We checked with our sources in Russia. Finally, news came that Beseda had been seen walking into his office in the Lubyanka, the FSB’s neo-Baroque headquarters in Moscow. That sounded very odd, and completely unprecedented. To throw a general into prison and then return him to office was the sort of maneuver that only Stalin was capable of playing with his generals.
But there is some logic in that move. Putin is adamant that the war has been going “according to plan” and is likely acting accordingly. His audience is not the general public, still very much under the control of the Kremlin propaganda, but the Russian elites – the bureaucracy in the capital and beyond, including the military and secret services. They have been questioning Putin’s strategy, though only in private, and they are the people Putin needs to persuade that everything is going according to plan in Ukraine.

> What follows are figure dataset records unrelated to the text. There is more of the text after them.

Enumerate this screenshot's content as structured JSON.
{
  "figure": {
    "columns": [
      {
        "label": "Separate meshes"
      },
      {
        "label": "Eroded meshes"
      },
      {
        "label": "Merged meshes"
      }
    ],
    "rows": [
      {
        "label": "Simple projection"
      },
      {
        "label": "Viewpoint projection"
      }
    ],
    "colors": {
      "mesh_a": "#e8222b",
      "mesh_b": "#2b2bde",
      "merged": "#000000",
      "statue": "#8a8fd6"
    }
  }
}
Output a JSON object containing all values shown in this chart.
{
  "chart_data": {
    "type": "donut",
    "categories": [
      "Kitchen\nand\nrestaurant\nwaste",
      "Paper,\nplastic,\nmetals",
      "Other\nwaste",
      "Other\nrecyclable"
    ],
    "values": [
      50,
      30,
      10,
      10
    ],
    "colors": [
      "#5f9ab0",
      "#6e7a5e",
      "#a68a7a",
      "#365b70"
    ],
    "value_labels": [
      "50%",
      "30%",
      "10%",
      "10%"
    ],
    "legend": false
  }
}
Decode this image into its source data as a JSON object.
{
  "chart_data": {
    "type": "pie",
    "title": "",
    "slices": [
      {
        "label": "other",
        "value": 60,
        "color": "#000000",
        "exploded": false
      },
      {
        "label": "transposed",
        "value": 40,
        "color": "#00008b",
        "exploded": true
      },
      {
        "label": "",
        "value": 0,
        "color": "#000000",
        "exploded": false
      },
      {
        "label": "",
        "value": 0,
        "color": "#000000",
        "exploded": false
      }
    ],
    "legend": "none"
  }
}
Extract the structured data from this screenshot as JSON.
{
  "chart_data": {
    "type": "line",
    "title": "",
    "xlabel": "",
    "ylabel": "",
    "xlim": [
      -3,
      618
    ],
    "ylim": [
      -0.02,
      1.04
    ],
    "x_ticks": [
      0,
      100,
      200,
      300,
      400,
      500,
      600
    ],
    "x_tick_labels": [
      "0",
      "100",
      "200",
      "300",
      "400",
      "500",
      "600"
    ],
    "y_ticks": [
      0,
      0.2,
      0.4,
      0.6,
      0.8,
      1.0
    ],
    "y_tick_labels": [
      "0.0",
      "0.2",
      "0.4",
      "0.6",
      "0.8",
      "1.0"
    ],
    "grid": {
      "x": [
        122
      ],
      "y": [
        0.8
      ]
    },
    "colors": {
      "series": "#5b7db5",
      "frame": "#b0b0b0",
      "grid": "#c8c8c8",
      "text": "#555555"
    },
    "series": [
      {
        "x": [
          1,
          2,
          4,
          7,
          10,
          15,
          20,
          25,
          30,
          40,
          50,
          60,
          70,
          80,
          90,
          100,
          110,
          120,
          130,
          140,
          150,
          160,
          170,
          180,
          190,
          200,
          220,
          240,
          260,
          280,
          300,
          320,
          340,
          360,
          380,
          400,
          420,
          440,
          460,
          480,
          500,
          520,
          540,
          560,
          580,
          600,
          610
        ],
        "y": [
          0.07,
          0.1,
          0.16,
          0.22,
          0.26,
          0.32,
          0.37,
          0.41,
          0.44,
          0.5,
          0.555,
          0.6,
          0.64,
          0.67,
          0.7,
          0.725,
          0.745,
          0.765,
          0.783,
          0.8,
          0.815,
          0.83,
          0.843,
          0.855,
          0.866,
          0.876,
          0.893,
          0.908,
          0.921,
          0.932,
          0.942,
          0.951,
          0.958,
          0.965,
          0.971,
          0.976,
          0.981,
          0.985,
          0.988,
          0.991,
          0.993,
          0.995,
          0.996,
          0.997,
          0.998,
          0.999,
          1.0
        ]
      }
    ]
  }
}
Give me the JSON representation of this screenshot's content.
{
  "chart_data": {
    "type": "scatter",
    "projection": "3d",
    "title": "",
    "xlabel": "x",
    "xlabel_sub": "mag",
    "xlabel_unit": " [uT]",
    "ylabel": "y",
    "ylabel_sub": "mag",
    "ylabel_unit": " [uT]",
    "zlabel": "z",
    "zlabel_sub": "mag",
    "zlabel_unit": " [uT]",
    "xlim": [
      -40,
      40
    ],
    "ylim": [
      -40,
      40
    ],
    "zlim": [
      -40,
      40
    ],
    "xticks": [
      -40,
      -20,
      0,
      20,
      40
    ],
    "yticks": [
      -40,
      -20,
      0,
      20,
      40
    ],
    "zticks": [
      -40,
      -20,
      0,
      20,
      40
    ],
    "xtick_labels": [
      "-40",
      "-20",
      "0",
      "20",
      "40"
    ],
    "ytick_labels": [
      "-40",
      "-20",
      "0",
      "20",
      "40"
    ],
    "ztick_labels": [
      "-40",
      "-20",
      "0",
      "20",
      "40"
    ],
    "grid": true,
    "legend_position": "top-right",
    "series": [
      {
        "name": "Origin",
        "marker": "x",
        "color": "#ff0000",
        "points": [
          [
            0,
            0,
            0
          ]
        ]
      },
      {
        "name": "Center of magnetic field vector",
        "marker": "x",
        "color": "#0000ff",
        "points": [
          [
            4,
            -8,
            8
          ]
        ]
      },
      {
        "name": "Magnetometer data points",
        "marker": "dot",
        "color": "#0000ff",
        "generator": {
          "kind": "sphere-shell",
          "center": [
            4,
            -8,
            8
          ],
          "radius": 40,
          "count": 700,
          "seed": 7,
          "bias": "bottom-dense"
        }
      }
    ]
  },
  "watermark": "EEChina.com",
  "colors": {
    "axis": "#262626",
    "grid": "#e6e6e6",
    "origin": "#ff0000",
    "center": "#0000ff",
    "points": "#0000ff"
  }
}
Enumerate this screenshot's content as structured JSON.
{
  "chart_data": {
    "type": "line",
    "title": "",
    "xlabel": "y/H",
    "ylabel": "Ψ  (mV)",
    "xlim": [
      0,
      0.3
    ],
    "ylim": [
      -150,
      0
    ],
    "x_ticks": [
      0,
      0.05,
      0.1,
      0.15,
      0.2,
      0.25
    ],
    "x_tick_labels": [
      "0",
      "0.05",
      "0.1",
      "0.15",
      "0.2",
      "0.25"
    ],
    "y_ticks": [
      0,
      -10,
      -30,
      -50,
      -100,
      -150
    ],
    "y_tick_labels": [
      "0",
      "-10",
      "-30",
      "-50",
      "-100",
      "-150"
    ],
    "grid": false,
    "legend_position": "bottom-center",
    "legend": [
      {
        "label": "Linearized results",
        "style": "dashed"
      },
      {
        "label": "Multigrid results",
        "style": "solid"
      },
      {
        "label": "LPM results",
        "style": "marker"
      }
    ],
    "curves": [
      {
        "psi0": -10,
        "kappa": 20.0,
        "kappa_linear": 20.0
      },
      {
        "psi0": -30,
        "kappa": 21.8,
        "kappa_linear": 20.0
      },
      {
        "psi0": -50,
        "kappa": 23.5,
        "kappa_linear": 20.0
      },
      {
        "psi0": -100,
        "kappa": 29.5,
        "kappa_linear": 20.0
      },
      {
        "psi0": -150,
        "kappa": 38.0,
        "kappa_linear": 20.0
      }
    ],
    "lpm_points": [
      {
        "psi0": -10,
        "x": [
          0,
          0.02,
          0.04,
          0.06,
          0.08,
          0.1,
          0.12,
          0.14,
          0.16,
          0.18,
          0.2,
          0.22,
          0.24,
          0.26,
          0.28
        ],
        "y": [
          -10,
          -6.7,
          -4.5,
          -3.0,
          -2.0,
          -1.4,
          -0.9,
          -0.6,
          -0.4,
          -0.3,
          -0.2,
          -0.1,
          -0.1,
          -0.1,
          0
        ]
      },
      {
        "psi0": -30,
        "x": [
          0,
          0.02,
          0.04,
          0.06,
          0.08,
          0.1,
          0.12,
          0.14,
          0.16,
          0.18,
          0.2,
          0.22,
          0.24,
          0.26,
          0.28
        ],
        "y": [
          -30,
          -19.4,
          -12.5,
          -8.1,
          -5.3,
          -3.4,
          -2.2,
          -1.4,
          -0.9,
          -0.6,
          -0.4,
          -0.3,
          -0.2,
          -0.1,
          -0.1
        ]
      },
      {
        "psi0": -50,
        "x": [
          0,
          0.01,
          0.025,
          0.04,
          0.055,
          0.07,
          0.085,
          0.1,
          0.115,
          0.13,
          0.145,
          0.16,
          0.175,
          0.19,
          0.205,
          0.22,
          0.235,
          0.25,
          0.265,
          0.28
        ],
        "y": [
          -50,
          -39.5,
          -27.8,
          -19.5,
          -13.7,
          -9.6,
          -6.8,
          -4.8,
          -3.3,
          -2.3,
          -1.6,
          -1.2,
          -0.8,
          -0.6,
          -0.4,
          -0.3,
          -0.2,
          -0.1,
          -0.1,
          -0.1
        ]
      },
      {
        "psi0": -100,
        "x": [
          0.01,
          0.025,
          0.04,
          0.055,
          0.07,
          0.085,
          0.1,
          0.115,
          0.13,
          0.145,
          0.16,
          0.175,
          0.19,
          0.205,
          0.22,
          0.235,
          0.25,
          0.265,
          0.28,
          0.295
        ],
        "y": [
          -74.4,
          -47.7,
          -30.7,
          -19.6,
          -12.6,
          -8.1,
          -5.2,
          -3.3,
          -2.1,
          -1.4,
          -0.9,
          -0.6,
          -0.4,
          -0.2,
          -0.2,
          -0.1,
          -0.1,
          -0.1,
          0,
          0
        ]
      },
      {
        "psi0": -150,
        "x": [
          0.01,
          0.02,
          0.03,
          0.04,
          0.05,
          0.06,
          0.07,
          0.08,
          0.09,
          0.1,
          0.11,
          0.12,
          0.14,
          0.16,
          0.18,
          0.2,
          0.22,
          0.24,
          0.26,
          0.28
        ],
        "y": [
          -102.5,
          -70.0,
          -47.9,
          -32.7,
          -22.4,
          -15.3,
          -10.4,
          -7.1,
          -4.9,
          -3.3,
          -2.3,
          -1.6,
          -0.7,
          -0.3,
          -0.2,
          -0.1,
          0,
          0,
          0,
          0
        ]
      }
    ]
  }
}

Throwing your top Ukraine spymaster into prison said the precise opposite and made clear that there had indeed been a significant intelligence failure in Ukraine. So, Putin’s message is now to pretend that nothing ever happened to Beseda.
But putting Beseda back in his office doesn’t mean Putin trusts the FSB, or Beseda’s service in particular, on Ukraine, as the Alekseyev appointment makes clear.
It is the gung-ho forces within Russia’s spy community that are now charged with plucking victory from the morass of their country’s worst military and intelligence failure since World War II.
Irina Borogan and Andrei Soldatov are nonresident senior fellows with the Center for European Policy Analysis (CEPA.) They are Russian investigative journalists, and co-founders of Agentura.ru, a watchdog of Russian secret service activities.